Open notepad and edit driveletters.reg. Replace HKEY_LOCAL_MACHINE\SYSTEM\MountedDevices with
HKEY_LOCAL_MACHINE\systemhive\MountedDevices. Save the file to driveletters2.reg. From the command line, import the settings by typing driveletters2.reg and hitting the enter key. If it worked, you can check the result under the systemhive key name. Next, unload the hive. This saves the changes to the D: drive.

12. Finishing & notes
To check if everything works, boot from the newly created hard disk. You may see chkdsk verifying the disks, let it do its job. After this is finished, Windows should boot as before.
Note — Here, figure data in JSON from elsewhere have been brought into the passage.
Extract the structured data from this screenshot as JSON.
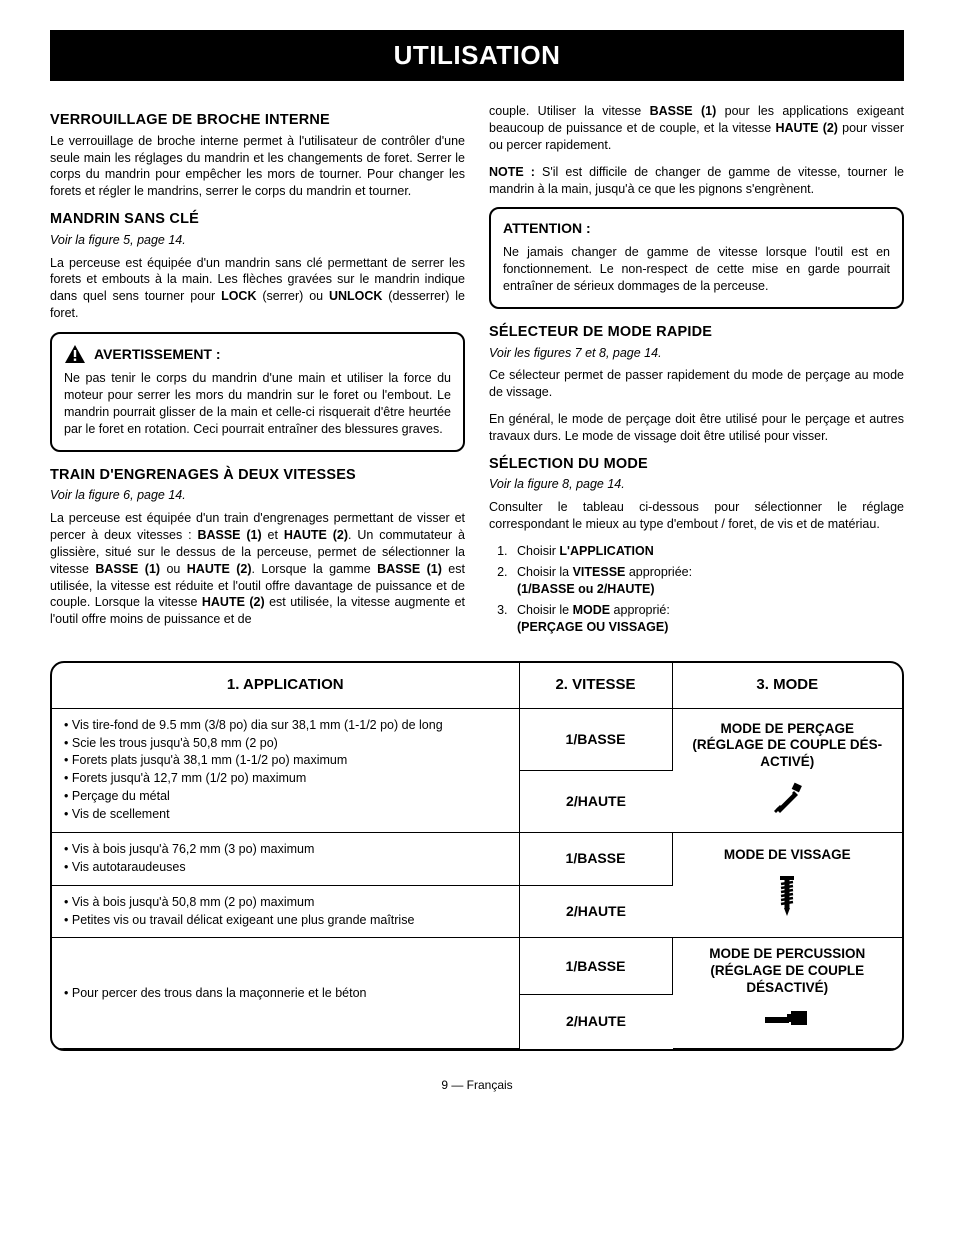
{
  "banner": "UTILISATION",
  "left": {
    "h1": "VERROUILLAGE DE BROCHE INTERNE",
    "p1": "Le verrouillage de broche interne permet à l'utilisateur de contrôler d'une seule main les réglages du mandrin et les changements de foret. Serrer le corps du mandrin pour empêcher les mors de tourner. Pour changer les forets et régler le mandrins, serrer le corps du mandrin et tourner.",
    "h2": "MANDRIN SANS CLÉ",
    "fig2": "Voir la figure 5, page 14.",
    "p2a": "La perceuse est équipée d'un mandrin sans clé permettant de serrer les forets et embouts à la main. Les flèches gravées sur le mandrin indique dans quel sens tourner pour ",
    "p2b": " (serrer) ou ",
    "p2c": " (desserrer) le foret.",
    "lock": "LOCK",
    "unlock": "UNLOCK",
    "warn_title": "AVERTISSEMENT :",
    "warn_body": "Ne pas tenir le corps du mandrin d'une main et utiliser la force du moteur pour serrer les mors du mandrin sur le foret ou l'embout. Le mandrin pourrait glisser de la main et celle-ci risquerait d'être heurtée par le foret en rotation. Ceci pourrait entraîner des blessures graves.",
    "h3": "TRAIN D'ENGRENAGES À DEUX VITESSES",
    "fig3": "Voir la figure 6, page 14.",
    "p3": "La perceuse est équipée d'un train d'engrenages permettant de visser et percer à deux vitesses : <strong>BASSE (1)</strong> et <strong>HAUTE (2)</strong>. Un commutateur à glissière, situé sur le dessus de la perceuse, permet de sélectionner la vitesse <strong>BASSE (1)</strong> ou <strong>HAUTE (2)</strong>. Lorsque la gamme <strong>BASSE (1)</strong> est utilisée, la vitesse est réduite et l'outil offre davantage de puissance et de couple. Lorsque la vitesse <strong>HAUTE (2)</strong> est utilisée, la vitesse augmente et l'outil offre moins de puissance et de"
  },
  "right": {
    "p_top": "couple. Utiliser la vitesse <strong>BASSE (1)</strong> pour les applications exigeant beaucoup de puissance et de couple, et la vitesse <strong>HAUTE (2)</strong> pour visser ou percer rapidement.",
    "note_label": "NOTE :",
    "note_body": " S'il est difficile de changer de gamme de vitesse, tourner le mandrin à la main, jusqu'à ce que les pignons s'engrènent.",
    "caution_title": "ATTENTION :",
    "caution_body": "Ne jamais changer de gamme de vitesse lorsque l'outil est en fonctionnement. Le non-respect de cette mise en garde pourrait entraîner de sérieux dommages de la perceuse.",
    "h1": "SÉLECTEUR DE MODE RAPIDE",
    "fig1": "Voir les figures 7 et 8, page 14.",
    "p1": "Ce sélecteur permet de passer rapidement du mode de perçage au mode de vissage.",
    "p2": "En général, le mode de perçage doit être utilisé pour le perçage et autres travaux durs. Le mode de vissage doit être utilisé pour visser.",
    "h2": "SÉLECTION DU MODE",
    "fig2": "Voir la figure 8, page 14.",
    "p3": "Consulter le tableau ci-dessous pour sélectionner le réglage correspondant le mieux au type d'embout / foret, de vis et de matériau.",
    "steps": [
      {
        "pre": "Choisir ",
        "b": "L'APPLICATION",
        "post": ""
      },
      {
        "pre": "Choisir la ",
        "b": "VITESSE",
        "post": " appropriée:",
        "sub": "(1/BASSE ou 2/HAUTE)"
      },
      {
        "pre": "Choisir le ",
        "b": "MODE",
        "post": " approprié:",
        "sub": "(PERÇAGE OU VISSAGE)"
      }
    ]
  },
  "table": {
    "headers": [
      "1. APPLICATION",
      "2. VITESSE",
      "3. MODE"
    ],
    "speed_low": "1/BASSE",
    "speed_high": "2/HAUTE",
    "app1": [
      "Vis tire-fond de 9.5 mm (3/8 po) dia sur 38,1 mm (1-1/2 po) de long",
      "Scie les trous jusqu'à 50,8 mm (2 po)",
      "Forets plats jusqu'à 38,1 mm (1-1/2 po) maximum",
      "Forets jusqu'à 12,7 mm (1/2 po) maximum",
      "Perçage du métal",
      "Vis de scellement"
    ],
    "mode1": "MODE DE PERÇAGE (RÉGLAGE DE COUPLE DÉS­ACTIVÉ)",
    "app2": [
      "Vis à bois jusqu'à 76,2 mm (3 po) maximum",
      "Vis autotaraudeuses"
    ],
    "app3": [
      "Vis à bois jusqu'à 50,8 mm (2 po) maximum",
      "Petites vis ou travail délicat exigeant une plus grande maîtrise"
    ],
    "mode2": "MODE DE VISSAGE",
    "app4": "Pour percer des trous dans la maçonnerie et le béton",
    "mode3": "MODE DE PERCUSSION (RÉGLAGE DE COUPLE DÉSACTIVÉ)"
  },
  "footer": "9 — Français"
}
If it seems to take ages before Windows shows a login screen or if it takes a long time before the start menu is shown, press Ctrl-Alt-Del and start the Task Manager. If you start a command prompt (cmd), you'll probably see that the volumes are not using the drive letters they should be using. In that case, go back and perform the procedure again.

You may see this error message if the drive letters are mixed up:
The user Profile Services failed to logon. User Profile cannot be loaded.
Drive letters are mixed up after booting to the new disk.

During installing Windows on the new disk drive, you may see this error message:
Windows cannot be installed to this disk. The selected disk is not of the GPT partition style.
The USB disk has not booted in UEFI mode, or Windows did not recognize a UEFI booted USB disk.

Windows Setup uses that to decide if GPT is supported, and it is picky: booting as an UEFI USB disk was not enough. The USB disk was specifically formatted as FAT32 with GPT layout and it was booted from the boot menu as a UEFI USB disk.
The type of BIOS may be of influence too. My system has an AMI BIOS which does not have a clear EFI enabling setting. This BIOS does not show hard disks as UEFI disk unless it is a GPT disk.